Home > The Winter Companion (Parish Orphans of Devon #4)(25)

The Winter Companion (Parish Orphans of Devon #4)(25)
Author: Mimi Matthews

   Neville’s stomach tightened with apprehension. Mrs. Atkyns had invited him to attend the sale. Had said she wished to speak with him further on the matter of the Dartmoor ponies. But it would mean leaving Greyfriar’s Abbey. Traveling to Tavistock, and staying a day or two, at least. “I d-don’t—”

   “It sounds as though she’s eager to speak with you in person.”

   “Yes, but…” Neville felt the bitter urge to laugh. Speak with him? Wouldn’t that be a charming conversation. Him stopping, starting, and stammering, and her trying to make heads or tails of what the devil he was saying. “I don’t want…” He took a breath. “It isn’t…”

   Tom’s eyes were keen, as always. Seeing everything. “You needn’t decide this very moment. The sale isn’t until after Christmas. There’s plenty of time yet to determine the best course.”

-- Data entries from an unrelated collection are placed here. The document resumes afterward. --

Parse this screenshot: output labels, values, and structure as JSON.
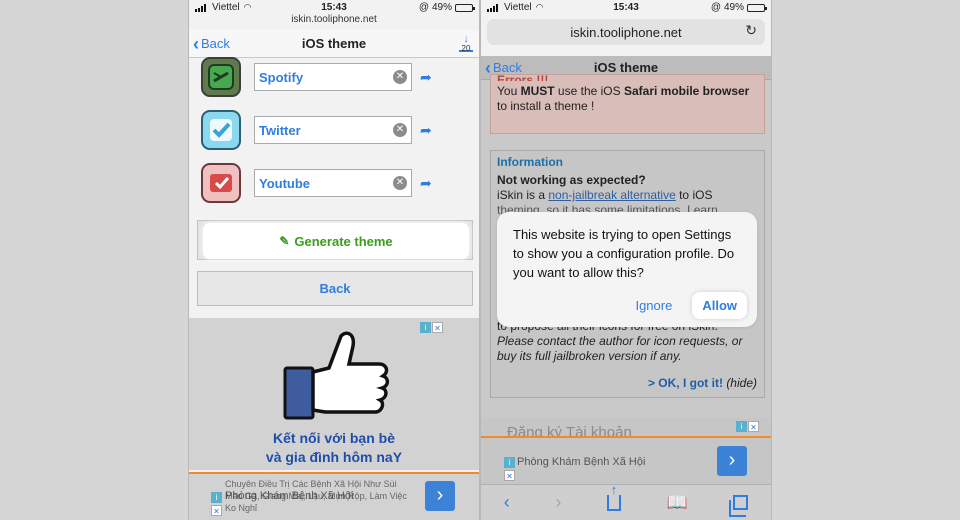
{
  "left": {
    "status": {
      "carrier": "Viettel",
      "time": "15:43",
      "battery_text": "49%",
      "battery_level": 0.49
    },
    "url": "iskin.tooliphone.net",
    "nav": {
      "back_label": "Back",
      "title": "iOS theme",
      "download_count": "20"
    },
    "apps": [
      {
        "name": "Spotify",
        "icon": "spotify-icon"
      },
      {
        "name": "Twitter",
        "icon": "twitter-icon"
      },
      {
        "name": "Youtube",
        "icon": "youtube-icon"
      }
    ],
    "generate_label": "Generate theme",
    "back_button_label": "Back",
    "ad": {
      "headline_1": "Kết nối với bạn bè",
      "headline_2": "và gia đình hôm naY",
      "bottom_text": "Chuyên Điều Trị Các Bệnh Xã Hội Như Sùi Mào Gà, Giang Mai, Lậu, Mụn Rộp, Làm Việc Ko Nghỉ",
      "bottom_overlay": "Phòng Khám Bệnh Xã Hội"
    }
  },
  "right": {
    "status": {
      "carrier": "Viettel",
      "time": "15:43",
      "battery_text": "49%",
      "battery_level": 0.49
    },
    "url": "iskin.tooliphone.net",
    "nav": {
      "back_label": "Back",
      "title": "iOS theme"
    },
    "error": {
      "title": "Errors !!!",
      "text_before": "You ",
      "must": "MUST",
      "text_mid": " use the iOS ",
      "safari": "Safari mobile browser",
      "text_after": " to install a theme !"
    },
    "info": {
      "title": "Information",
      "heading": "Not working as expected?",
      "line_1_before": "iSkin is a ",
      "line_1_link": "non-jailbreak alternative",
      "line_1_after": " to iOS",
      "line_2": "theming, so it has some limitations. Learn",
      "line_3": "to propose all their icons for free on iSkin.",
      "line_4": "Please contact the author for icon requests, or",
      "line_5": "buy its full jailbroken version if any."
    },
    "ok_label": "> OK, I got it!",
    "hide_label": "(hide)",
    "ad": {
      "headline": "Đăng ký Tài khoản",
      "bottom": "Phòng Khám Bệnh Xã Hội"
    },
    "dialog": {
      "message": "This website is trying to open Settings to show you a configuration profile. Do you want to allow this?",
      "ignore_label": "Ignore",
      "allow_label": "Allow"
    }
  },
  "colors": {
    "link_blue": "#2f7de1",
    "generate_green": "#3a9e1c",
    "ad_orange": "#f08a2a",
    "error_red": "#b84a3a"
  }
}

   Neville took back the letter. He folded it carefully.

   “If you require any help,” Tom said, “any advice, I’m here. You need only ask me.”

   “I know that.” Neville was grateful to him. Tom never pressed. Never attempted to exert his will. “Thank you.”

   Tom smiled. “Won’t you join us? God only knows how much longer the ladies will be with Ahmad.”

   “I can’t. I…” Neville cast a look at the door. He wanted to get out, not only of this room, but of his own head. To walk, or to work with the horses. Something physical. “I need…I need some air.”

   Tom inclined his head in understanding. “Of course. I’ll make your excuses.”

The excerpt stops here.